Quels sont les atouts du Standard par rapport aux Flandriens ?

Les Brugeois ont l’expérience mais nous avons l’envie. Il y a tellement longtemps que les Rouches ne se sont pas distingués, sous la forme d’un trophée ou d’une qualification européenne, que la soif d’y parvenir est énorme. Et on ressent cette volonté à tous les échelons du club, qu’il s’agisse de la direction, des supporters ou des joueurs eux-mêmes. Je crois que nous serions tous extrêmement déçus si nous ne décrochions pas la deuxième place. Dans le groupe, il y a une très grosse détermination pour réaliser cet objectif. La clé, ce ne seront pas les matches au sommet qu’il nous reste à disputer contre Anderlecht et Bruges. Pour ces deux confrontations-là, je ne me fais pas le moindre souci : le Standard répondra présent sur le terrain. Ma seule hantise, ce sont les points que nous pourrions perdre stupidement, suite à un relâchement coupable, face à St-Trond, Beveren ou le Germinal Beerschot, par exemple. S’il y a danger, il viendra de là. J’ose toutefois espérer que les dérapages du premier tour nous auront servi de leçon et que nous ne galvauderons plus autant d’unités précieuses. Pour moi, le tournant du championnat devrait normalement se situer à la fin du mois d’avril. En cette période, nos rivaux brugeois joueront coup sur coup deux matches difficiles : à Mouscron d’abord, puis contre nous. Pour peu que nous-mêmes, nous ne nous fassions plus surprendre par Heusden-Zolder, nous devrions nous présenter dans le même état d’esprit conquérant, au stade Jan Breydel, que nous l’avions fait au Parc Astrid. Si le tournant de la saison se déroule à Bruges, je me fais fort que ce sera en notre avantage. Bruges a peut-être la routine mais il n’a pas la classe pour plier une partie en sa faveur, comme nous y étions arrivés lors des matches aller à Anderlecht. Nous devons nous inspirer de cet exemple.
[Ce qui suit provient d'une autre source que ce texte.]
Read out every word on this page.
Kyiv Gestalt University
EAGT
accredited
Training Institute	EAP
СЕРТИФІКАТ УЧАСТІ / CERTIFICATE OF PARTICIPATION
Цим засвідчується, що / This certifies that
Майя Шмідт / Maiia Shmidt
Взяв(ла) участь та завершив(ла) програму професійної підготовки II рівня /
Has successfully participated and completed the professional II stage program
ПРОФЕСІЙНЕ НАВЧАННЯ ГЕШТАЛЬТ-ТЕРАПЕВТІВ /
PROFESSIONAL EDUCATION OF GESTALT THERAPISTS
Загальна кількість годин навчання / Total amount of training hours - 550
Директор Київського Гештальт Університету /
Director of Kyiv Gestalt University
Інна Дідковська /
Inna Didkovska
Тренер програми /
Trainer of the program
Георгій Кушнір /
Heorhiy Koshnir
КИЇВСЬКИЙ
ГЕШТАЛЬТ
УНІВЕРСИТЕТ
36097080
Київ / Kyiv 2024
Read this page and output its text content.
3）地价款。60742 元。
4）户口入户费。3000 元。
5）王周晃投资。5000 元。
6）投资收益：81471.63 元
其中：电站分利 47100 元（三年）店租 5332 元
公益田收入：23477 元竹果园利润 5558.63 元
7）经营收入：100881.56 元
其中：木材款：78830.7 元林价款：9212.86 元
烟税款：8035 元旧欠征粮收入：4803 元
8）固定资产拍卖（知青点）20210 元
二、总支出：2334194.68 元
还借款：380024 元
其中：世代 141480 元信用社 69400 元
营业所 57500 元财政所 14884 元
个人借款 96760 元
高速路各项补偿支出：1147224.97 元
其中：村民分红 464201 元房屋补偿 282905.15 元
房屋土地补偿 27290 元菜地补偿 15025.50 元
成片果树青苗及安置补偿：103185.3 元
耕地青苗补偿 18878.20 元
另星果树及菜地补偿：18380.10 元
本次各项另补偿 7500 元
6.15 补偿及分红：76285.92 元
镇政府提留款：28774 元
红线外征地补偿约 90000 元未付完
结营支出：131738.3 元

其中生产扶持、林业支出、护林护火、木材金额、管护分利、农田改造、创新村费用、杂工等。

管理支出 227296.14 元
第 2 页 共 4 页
Il y a un an, vous propulsiez Lokeren sur la scène européenne. Aujourd’hui, ce club se bat dans les tréfonds du classement. Quel regard portez-vous sur lui ?

Ce qui s’est passé là-bas est invraisemblable. L’année passée, ce n’étaient que louanges pour la cohabitation harmonieuse entre les Nordiques et les Africains, cimentée grâce à la compétence d’un coach hors normes, Paul Put. Et voilà que dans l’intervalle, celui-ci a été démis de ses fonctions et que tous les étrangers ne valent soudain plus tripette. Les temps sont durs pour mes frères de couleur là-bas. A tel point que certains, dégoûtés, sont partis sans demander leur reste. Comme Camille Muzinga, qui est allé tenter sa chance au Qatar, ou mon compatriote Karim Sylla, qui songe carrément à retourner en Guinée. Il est profondément injuste de leur faire porter le chapeau. Un club se doit d’être grand dans la victoire comme dans la défaite. A Lokeren, on ne le conçoit manifestement pas ainsi. C’est regrettable. Mon souhait, c’est que ce club, qui m’a tant donné, se sauve malgré tout. Et qu’il réalise une performance de choix lors de sa visite à Bruges, sous peu. Si d’autres peuvent nous aider dans la lutte pour la deuxième place, ce n’est pas du refus (il rit).